Introduction: Esophageal perforation is a rare and severe complication following transesophageal echocardiography (TEE) that carries high morbidity and mortality rates. Management of these perforations usually requires complex open surgeries. We present the case of an esophageal perforation following TEE treated with a combined approach of upper endoscopy and left cervicotomy.
Presentation of case: An 80 y/o male patient underwent a diagnostic TEE for mitral regurgitation. After discharge patient consulted back on the same day to the Emergency Department and a perforation of the cervical esophagus was diagnosed associated to an air-fluid collection in the mediastinum. The patient was treated with endoscopic closure of the perforation and left cervicotomy for mediastinal drainage. Patient was discharged home on POD 31 after full recovery. A written consent was previously obtained, and Institutional Review Board approval was not needed.
Discussion: Although not frequently seen, complications following TEE can be devastating if not diagnosed and treated early. Endoscopic closure of an esophageal perforation is a safe and feasible option with the already known advantages of a minimally invasive approach. Surgeons should have high suspicion if a patient present with characteristic symptoms after an uneventful procedure.

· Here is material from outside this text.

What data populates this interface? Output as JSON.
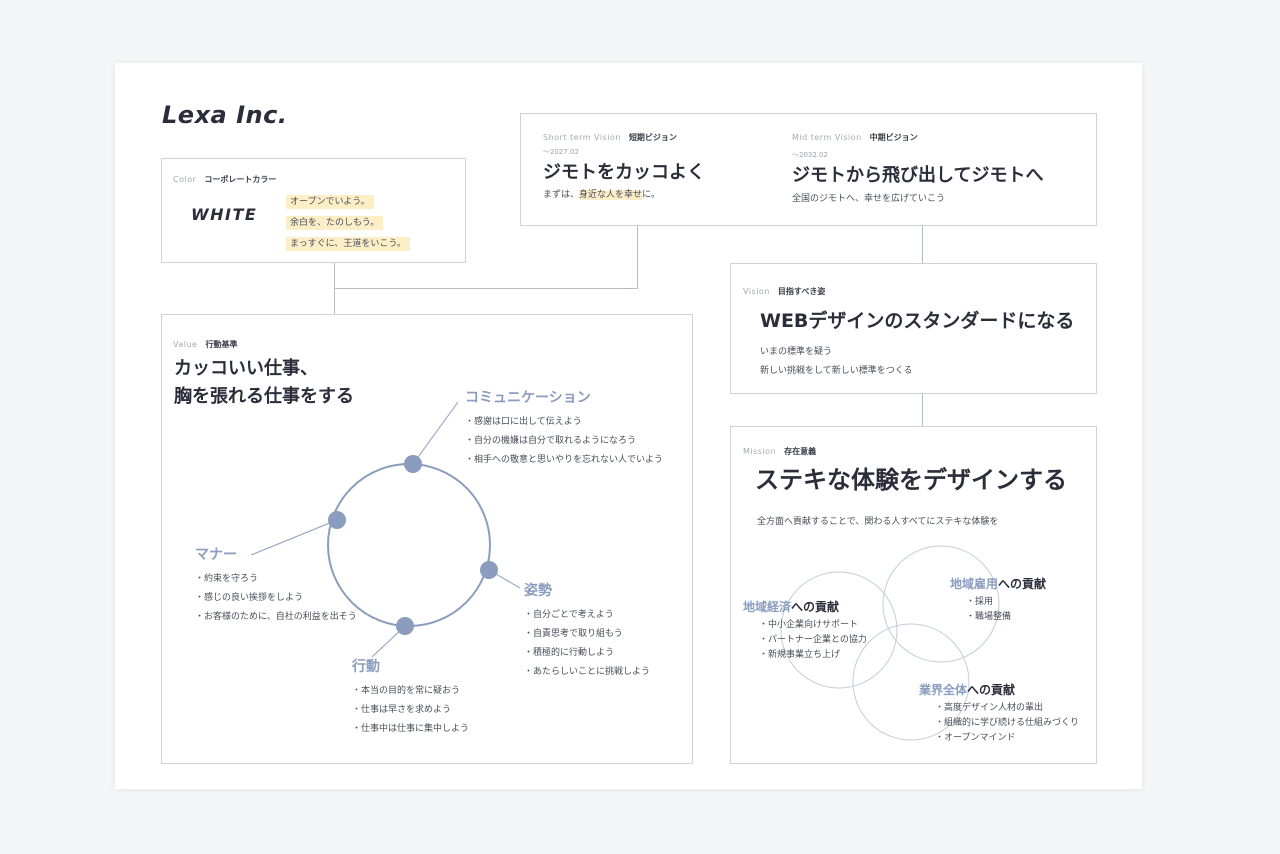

Conclusion: Esophageal perforation is a very rare complication of TEE. High suspicion is mandatory to reach prompt diagnosis and install effective treatment. Primary closure of the perforation is the treatment of choice, and the endoscopic approach is a safe and feasible option in high volume centers.
Keywords: Endoscopic approach; Esophageal perforation; Minimally invasive; Transesophageal echocardiography.